Baci e abbracci, e sincera gioia per l’assurdo e felice incontro.
Ci dirigiamo al ristorante speranzosi nello speciale e squisito capretto ma… ahinoi è finito tutto.
Astanti delusi (noi, o meglio le nostre anime, un po’ meno), procediamo a qualche meze tanto per stare insieme; d’altronde non siamo qui per mangiare quanto per parlare, rimembrare i bei tempi egei e dirci “arrivederci” sperando in tempi migliori che possano restituirci la spensieratezza goduta anni addietro.

Ci salutiamo non senza un briciolo di commozione e ognuno verso la propria strada, loro al porto, noi al moletto dove abbiamo ormeggiato il tender.

Il pomeriggio seguente decidiamo di salpare per spostarci in una baia a sud di Milos, vogliamo guadagnar miglia sull’ultima tratta egea che ci aspetta, e 65 miglia ci separano ancora da Elafonissos.
Risulta anche l’occasione per saggiare il vento, ora impetuoso, e le raffiche tipiche di quel tratto meridionale a noi noto, che dovremo per forza superare prima del mare aperto; pertanto meglio svolgere le “prove” con la luce del sole piuttosto che direttamente prima dell’alba.
Apriamo un fazzoletto di fiocco e in effetti abbiamo qualche difficoltà a gestire il vento, forte, e il mare già subito montato appena 3 miglia dall’ultimo approdo. Ma si va e alla fine diamo fondo ad Akrotiri, un’altra rada da galera: insieme ad altre barche sembriamo dei pendoli a moto perpetuo per quanto rolliamo…
Come da programma salpiamo in piena ora antelucana, perché la strada è lunga e vogliamo atterrare di giorno. Randa terzarolata e fiocco ridotto: iniziano le sventagliate previste a cui reagiamo con esperienza e solidità, è proprio il caso di dirlo. Facciamo punte di 7 nodi, come dire si vola. Il bordo è magnifico, abbiamo un angolo di circa 50° e Yakamoz dà il meglio di sé: brava puledra di latta, ogni volta ci sembra superi ogni nostra aspettativa.
In poche ore siamo fuori l’influenza malefica di Milos e le sue raffiche, il vento si mette regolare, pur mantenendo qualche “starnuto” di troppo; ma è una navigazione eccellente, il Meltemi c’è e fornisce tutto il carburante necessario affinché arrivassimo verso le 16 in prossimità del temuto Capo Malea, il Capo Horn dell’Egeo.

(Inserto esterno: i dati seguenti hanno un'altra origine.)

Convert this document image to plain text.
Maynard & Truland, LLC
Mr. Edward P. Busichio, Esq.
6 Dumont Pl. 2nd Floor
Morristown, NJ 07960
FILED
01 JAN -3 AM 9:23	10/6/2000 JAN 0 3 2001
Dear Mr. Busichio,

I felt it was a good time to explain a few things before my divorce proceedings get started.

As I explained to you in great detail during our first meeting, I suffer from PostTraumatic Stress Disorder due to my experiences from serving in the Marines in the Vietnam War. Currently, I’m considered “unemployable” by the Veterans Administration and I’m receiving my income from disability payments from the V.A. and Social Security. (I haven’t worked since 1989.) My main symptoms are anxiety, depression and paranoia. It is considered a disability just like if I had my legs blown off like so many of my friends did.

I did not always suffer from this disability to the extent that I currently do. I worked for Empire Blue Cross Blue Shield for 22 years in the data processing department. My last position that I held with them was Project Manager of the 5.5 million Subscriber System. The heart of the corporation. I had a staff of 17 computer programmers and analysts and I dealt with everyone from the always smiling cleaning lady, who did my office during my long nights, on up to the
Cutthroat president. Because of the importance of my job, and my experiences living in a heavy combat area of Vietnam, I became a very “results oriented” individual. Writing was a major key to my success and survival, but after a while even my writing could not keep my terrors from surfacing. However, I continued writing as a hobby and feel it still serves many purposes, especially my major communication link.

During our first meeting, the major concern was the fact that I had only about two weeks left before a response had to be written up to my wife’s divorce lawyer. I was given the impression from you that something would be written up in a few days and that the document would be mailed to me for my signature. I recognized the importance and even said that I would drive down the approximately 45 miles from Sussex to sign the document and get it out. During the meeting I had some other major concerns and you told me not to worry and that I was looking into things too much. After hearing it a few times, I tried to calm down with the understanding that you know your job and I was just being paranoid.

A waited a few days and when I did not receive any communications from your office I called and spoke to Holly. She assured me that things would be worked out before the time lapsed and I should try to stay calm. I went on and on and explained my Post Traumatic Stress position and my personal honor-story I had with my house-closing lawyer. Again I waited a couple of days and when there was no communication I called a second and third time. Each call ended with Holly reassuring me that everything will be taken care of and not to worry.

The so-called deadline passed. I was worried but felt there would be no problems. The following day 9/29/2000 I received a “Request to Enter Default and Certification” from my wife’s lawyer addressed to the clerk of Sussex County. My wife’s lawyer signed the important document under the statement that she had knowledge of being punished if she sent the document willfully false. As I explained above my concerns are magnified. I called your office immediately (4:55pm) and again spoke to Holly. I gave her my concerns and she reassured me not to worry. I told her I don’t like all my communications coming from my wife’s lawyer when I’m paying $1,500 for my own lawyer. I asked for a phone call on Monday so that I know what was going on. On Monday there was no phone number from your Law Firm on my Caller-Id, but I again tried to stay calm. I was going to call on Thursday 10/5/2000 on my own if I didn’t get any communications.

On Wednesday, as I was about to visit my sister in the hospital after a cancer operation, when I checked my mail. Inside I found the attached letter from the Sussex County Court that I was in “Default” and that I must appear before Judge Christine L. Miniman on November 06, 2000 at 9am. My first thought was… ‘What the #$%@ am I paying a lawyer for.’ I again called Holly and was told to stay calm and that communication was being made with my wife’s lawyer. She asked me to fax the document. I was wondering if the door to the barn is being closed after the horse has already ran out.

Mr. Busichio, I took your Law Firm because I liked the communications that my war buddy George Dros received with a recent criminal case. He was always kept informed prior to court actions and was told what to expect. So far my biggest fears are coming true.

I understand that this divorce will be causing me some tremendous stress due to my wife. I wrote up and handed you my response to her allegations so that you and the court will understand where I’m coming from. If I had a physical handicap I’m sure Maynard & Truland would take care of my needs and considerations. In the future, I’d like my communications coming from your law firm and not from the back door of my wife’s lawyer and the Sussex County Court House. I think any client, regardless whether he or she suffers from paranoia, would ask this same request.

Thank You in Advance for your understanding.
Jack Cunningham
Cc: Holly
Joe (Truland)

Qui se ci sono venti dai quadranti settentrionali, possono generarsi raffiche improvvise violente, anche 60 nodi senza preavviso; gli stessi portolani invitano a percorrere il tratto di 2 miglia circa a secco di vele e con attenzione.

Per fortuna noi ci presentiamo già a motore in quanto il vento cessa letteralmente proprio 2 miglia prima del Capo.

Il Meltemi cioè finisce, se ne va, qui il suo compito termina e sancisce un confine netto tra un mondo e un altro. Senza rendercene conto come svegliati da un incantesimo ci giriamo verso poppa, quasi increduli che davvero l’Egeo ci stia salutando. È il viaggio delle commozioni, si è capito, e dei brindisi; tutto è un simbolo, tutto sembra avere un peso specifico differente, che richiede una certa cerimoniosità. Non sappiamo se la chiglia di Yakamoz rivedrà mai più questo mare meraviglioso, ma con tutta probabilità sarà l’ultima volta che lo vedrà con noi. Fuori la bottiglia di Rhum, si alzino i calici e si brindi lasciandone un po’ al gaio mare “Grazie Egeo, grazie Meltemi per averci dato tanto senza toglierci troppo, ti saremo sempre grati per tutte le emozioni che ci hai regalato e… arrivederci!”.

Capo Horn è alle spalle, noi pressoché indifferenti alla sua magnanimità, un po’ mestamente proseguiamo qualche altro miglio e diamo fondo a Elafonissos, dove riposeremo qualche ora ripensando alle emozioni appena vissute.